« Nous avons besoin de rendre ce métier plus attractif, faire en sorte que les matelots puissent embarquer sur des bateaux en toute sécurité. Des bateaux qui vont bien pêcher, de façon durable, et qui puissent leur assurer le revenu dont ils ont besoin », a déclaré le ministre de l’Agriculture également en charge de la Pêche, Stéphane Travert, en marge des assises de la pêche et des produits de la mer à Quimper (Finistère).
Seul hic : « Ca coûte cher », reconnaît-il, même s' »il y a des chefs d’entreprises qui prennent des risques ».
Le rythme de nouveaux permis de mise en exploitation s’est quelque peu accru, passant d’une vingtaine par an jusqu’en 2013 à 57 l’an dernier. Mais « 57 navires, c’est une goutte d’eau dans la mer », souligne Olivier Le Nezet, président du comité régional des pêches maritimes de Bretagne. Il rapporte ce chiffre aux 4.000 bateaux de pêche en France métropolitaine.
Agés de 27 ans en moyenne, les deux tiers d’entre eux sont à renouveler.
« Il faut préparer l’avenir », estime Frédéric Gueudar-Delahaye, directeur de la DPMA (direction des pêches et de l’aquaculture). Si le prix du gasoil, notamment, a pénalisé les armements français durant les années 1990/2000, « aujourd’hui, les prix du carburant sont bons mais il faut se préparer à un retournement de conjoncture ».
Un nouveau décret paru récemment doit permettre de « fluidifier » le traitement des nouveaux permis de mise en exploitation de navires et l’Etat s’efforce de toiletter la liste des armements toujours enregistrés mais qui restent à quai. Mais cela reste insuffisant pour accélérer suffisamment les mises en chantier.
« Dans les années 1990/95, il y avait 3.000 navires de pêche en Bretagne. Cette année, il y en a 1.300. A ce rythme-là, il faudra à peu près 100 ans pour renouveler la flotte de pêche », déclare Pierre Karleskind, vice-président de la Région Bretagne en charge de la mer.
Si la flotte n’est pas modernisée rapidement, « on risque de perdre encore des bateaux, qui constituent l’ossature de la filière », s’inquiète-t-il.
– « Un cercle vicieux » –
Un bateau qui est vieux consomme plus et nécessite plus d’entretien.
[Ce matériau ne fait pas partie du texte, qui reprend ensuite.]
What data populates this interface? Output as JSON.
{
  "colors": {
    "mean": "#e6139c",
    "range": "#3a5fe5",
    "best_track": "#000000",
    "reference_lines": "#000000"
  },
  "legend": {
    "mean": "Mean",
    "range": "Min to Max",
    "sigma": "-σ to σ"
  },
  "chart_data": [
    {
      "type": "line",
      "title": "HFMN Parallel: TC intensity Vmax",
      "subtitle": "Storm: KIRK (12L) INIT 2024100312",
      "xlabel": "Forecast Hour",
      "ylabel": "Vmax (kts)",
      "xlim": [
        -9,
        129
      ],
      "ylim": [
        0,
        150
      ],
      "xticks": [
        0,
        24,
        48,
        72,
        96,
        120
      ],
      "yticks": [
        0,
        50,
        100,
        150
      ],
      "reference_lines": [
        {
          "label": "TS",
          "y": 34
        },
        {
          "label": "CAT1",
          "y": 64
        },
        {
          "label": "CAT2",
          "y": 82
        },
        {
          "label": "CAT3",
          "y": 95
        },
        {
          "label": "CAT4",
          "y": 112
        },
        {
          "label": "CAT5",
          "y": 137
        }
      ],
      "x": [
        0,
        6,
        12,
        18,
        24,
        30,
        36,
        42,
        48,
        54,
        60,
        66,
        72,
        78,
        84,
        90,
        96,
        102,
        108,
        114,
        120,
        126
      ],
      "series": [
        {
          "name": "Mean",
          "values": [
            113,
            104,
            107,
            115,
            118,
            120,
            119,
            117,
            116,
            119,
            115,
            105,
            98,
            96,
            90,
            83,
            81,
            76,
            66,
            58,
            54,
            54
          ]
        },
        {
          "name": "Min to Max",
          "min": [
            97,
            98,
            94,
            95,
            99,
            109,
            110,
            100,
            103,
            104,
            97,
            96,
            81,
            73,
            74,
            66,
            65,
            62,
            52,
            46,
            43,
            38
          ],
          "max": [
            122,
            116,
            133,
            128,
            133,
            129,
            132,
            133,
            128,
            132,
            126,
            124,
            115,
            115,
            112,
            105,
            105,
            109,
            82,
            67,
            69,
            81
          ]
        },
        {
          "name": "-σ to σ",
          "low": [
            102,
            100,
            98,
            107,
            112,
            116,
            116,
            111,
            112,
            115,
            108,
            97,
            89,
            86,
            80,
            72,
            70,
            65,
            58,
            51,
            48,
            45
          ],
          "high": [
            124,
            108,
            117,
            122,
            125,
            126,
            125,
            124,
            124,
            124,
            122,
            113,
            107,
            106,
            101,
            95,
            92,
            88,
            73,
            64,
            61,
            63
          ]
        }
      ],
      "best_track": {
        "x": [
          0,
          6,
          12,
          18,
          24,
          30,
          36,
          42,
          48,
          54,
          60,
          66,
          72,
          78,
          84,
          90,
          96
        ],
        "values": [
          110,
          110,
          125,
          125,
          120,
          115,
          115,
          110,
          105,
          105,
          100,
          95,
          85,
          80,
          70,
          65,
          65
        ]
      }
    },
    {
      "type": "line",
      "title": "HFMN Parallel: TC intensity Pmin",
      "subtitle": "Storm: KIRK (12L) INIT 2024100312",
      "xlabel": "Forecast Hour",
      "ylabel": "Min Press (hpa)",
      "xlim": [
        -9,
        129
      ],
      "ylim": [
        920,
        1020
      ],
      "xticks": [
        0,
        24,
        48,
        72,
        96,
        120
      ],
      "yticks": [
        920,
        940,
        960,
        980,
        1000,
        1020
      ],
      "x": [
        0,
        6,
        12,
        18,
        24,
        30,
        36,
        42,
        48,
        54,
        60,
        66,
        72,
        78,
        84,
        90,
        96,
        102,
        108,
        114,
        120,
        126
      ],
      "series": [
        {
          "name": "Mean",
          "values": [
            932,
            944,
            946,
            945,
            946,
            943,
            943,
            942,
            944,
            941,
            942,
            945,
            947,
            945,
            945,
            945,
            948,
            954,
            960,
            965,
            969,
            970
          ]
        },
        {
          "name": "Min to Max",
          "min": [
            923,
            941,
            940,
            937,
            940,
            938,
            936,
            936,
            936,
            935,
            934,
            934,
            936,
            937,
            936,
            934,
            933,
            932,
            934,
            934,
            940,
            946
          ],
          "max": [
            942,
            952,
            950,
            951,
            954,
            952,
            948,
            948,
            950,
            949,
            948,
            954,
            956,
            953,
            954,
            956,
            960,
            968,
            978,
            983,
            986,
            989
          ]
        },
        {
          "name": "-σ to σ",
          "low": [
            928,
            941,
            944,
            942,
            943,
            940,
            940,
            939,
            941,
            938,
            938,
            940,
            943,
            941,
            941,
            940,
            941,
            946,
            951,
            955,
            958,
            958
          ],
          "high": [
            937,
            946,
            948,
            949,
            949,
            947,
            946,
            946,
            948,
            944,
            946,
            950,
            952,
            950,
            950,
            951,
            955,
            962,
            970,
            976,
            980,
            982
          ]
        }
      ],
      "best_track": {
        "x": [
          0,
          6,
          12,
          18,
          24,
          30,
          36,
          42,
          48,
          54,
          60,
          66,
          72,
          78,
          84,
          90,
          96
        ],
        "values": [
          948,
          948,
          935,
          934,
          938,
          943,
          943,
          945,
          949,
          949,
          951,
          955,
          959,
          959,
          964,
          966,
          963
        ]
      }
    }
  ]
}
D’où une « rentabilité dégradée, qui nuit à la constitution de capitaux pour renouveler la flotte », explique-t-il.
Le salut de certains armements pourrait venir en partie des banques.
Arkea Capital, filiale du Crédit Mutuel Arkea, a annoncé jeudi lors d’une table ronde consacrée à cette problématique la constitution prochaine d’un « fonds dédié aux activités de la mer ».
Alors qu’actuellement, les banques qui financent un prêt amortissable exigent du patron pêcheur un apport de 30% minimum de la valeur du bateau, soit souvent des sommes avoisinant ou dépassant le million d’euros, ce fonds, doté dans un premier temps de 10 millions d’euros et également destiné à financer des projets aquacoles, pourrait apporter des fonds propres aux pêcheurs souhaitant acheter un nouveau bateau.
Ce fonds permettrait de ne pas ponctionner outre-mesure la trésorerie d’entreprises déjà endettées et de leur « donner de l’air pendant au moins huit ans », selon Marc Brière, président du directoire d’Arkea Capital qui, avec le Crédit Maritime, finance 95% des entreprises de pêche bretonnes.
Après avoir payé pendant huit ans de petits intérêts annuels, de l’ordre de 2 à 3% par an, les pêcheurs paieraient une prime de remboursement avec l’argent gagné grâce à leur flotte modernisée.
« Ca peut permettre de mettre en selle quelqu’un », estime Soazig Palmer-Le Gall, dirigeante de l’Armement Bigouden, une flotte de 11 chalutiers, qui vient de prendre livraison d’un nouveau bateau permettant de rajeunir quelque peu l’âge moyen de sa flotte de pêcheurs de fond.
Elle estime toutefois que le dispositif « demande à être précisé ».
« Ce fonds répond à une partie de l’enjeu », estime Pierre Karleskind, qui pense qu' »on est en train de transformer un cercle vicieux en triangle vertueux » et indique que la région réfléchit à accompagner cet effort.